[train] `XGBoostTrainer` and `LightGBMTrainer` API revamps

## Context

We are deprecating the legacy `XGBoostTrainer` and `LightGBMTrainer` APIs in favor of a new, more flexible `DataParallelTrainer` API. This migration unifies the training interface across frameworks, which takes in a custom training function.

[Train V2](https://github.com/ray-project/ray/issues/49454) only supports this new API.

## ⭐ Motivation

* Improve flexibility for training logic
    * The old API wrapped a limited subset of the XGBoost/LightGBM APIs. For example, users previously could not use `xgboost`'s [`scikit-learn` interface](https://xgboost.readthedocs.io/en/stable/python/sklearn_estimator.html) in order to use `scikit-learn`'s cross validation utility.
    * The new design allows full access to the native APIs (`xgboost.train`, `xgboost.XGBRegressor`, `lightgbm.train`, etc.), making it easier to adopt new upstream features.
* Increase transparency
    * The new API clearly shows the separation of responsibility between Ray Train’s distributed XGBoost setup logic and user training code.
    * The new API also makes data ingestion clearer, since the user now explicitly triggers the dataset materialization and wraps it in a framework native `DMatrix` (or `Dataset` for LightGBM).
* Simplify migration from non-distributed code
    * Users can now wrap their existing single-node training functions in `XGBoostTrainer` or `LightGBMTrainer` with minimal changes.
* Remove deprecated dependencies
    * The old trainers relied on `xgboost_ray` / `lightgbm_ray` external packages, which are no longer maintained.

## 🚀 Quickstart

Find runnable examples here, which showcase the new APIs:

* [XGBoostTrainer quickstart](https://docs.ray.io/en/latest/train/getting-started-xgboost.html#quickstart)
* [LightGBMTrainer quickstart](https://docs.ray.io/en/latest/train/getting-started-lightgbm.html#quickstart)

## 🔁 Migration guide

We show the XGBoost migration examples, but the same migrations apply for the `LightGBMTrainer` with the corresponding LightGBM APIs.

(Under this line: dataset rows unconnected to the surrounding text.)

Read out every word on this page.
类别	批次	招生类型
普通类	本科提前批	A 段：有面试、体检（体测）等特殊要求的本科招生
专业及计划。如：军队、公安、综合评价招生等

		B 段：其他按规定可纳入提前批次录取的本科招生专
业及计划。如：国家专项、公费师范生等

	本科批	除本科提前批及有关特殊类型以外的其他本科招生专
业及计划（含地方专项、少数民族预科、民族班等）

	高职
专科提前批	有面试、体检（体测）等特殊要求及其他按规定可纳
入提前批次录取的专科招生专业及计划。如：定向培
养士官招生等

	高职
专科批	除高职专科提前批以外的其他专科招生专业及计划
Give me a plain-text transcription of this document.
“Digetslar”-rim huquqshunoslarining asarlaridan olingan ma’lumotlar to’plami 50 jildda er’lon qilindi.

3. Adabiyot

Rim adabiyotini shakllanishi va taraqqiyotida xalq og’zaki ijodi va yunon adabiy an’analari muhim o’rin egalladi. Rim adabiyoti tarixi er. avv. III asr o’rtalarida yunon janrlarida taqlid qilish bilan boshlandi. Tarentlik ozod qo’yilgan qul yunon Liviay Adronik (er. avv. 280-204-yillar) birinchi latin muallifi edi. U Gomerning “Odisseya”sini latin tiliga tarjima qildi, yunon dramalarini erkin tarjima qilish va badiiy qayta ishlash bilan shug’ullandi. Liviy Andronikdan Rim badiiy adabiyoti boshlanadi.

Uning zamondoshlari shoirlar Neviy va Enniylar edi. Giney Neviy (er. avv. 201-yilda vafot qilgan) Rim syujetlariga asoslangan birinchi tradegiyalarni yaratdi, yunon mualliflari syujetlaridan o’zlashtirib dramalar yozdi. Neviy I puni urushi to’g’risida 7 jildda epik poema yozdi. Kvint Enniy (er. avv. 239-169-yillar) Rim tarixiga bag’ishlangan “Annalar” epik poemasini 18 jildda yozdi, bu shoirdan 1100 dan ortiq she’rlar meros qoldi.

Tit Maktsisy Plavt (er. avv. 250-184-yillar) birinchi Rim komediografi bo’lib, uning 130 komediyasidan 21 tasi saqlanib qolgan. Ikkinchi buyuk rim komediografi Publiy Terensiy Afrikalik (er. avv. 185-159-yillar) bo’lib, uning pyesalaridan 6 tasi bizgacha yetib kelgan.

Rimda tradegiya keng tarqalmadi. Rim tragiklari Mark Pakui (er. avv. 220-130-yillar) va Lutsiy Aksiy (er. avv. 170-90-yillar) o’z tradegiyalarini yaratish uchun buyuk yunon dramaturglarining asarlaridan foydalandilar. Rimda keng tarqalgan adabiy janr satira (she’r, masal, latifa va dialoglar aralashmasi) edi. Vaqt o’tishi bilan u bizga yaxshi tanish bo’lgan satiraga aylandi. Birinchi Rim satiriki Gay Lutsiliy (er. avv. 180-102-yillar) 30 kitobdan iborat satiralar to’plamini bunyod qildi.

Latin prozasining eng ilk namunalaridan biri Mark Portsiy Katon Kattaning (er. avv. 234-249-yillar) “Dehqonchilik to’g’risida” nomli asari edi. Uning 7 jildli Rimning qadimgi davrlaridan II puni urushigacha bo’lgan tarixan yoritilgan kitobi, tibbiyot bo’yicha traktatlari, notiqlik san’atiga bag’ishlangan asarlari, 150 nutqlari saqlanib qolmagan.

V1 Argument | Migration Strategy (V2) | Example
-- | -- | --
`datasets` | Continue to pass your Ray Datasets into the Trainer, but you should now access them from your training function with `ray.train.get_dataset_shard("train")` and convert them to an input data format that is compatible with XGBoost/LightGBM. | `ds_shard = ray.train.get_dataset_shard("train")` <br>`shard_df = ds_shard.materialize().to_pandas()`<br>`dtrain = xgboost.DMatrix(shard_df)`
`label_column` | Define in your training function and drop the column from your input features. | `X, y = df.drop("target", 1), df["target"]`
`params` | Pass directly into the framework’s training API (`xgboost.train` / `lightgbm.train`). | `xgboost.train(params, ...)`
`dmatrix_params` | Pass into the `xgboost.DMatrix()` constructor. | `dtrain = xgboost.DMatrix(..., **dmatrix_params)`
`num_boost_round` | Pass as a positional argument to the framework training API. | `xgboost.train(..., num_boost_round=100)`
`**train_kwargs` | Pass directly into the framework API call. | `xgboost.train(..., **train_kwargs)`

### LightGBM specific migrations

You need to append `ray.train.lightgbm.get_network_params()` to your LightGBM parameters.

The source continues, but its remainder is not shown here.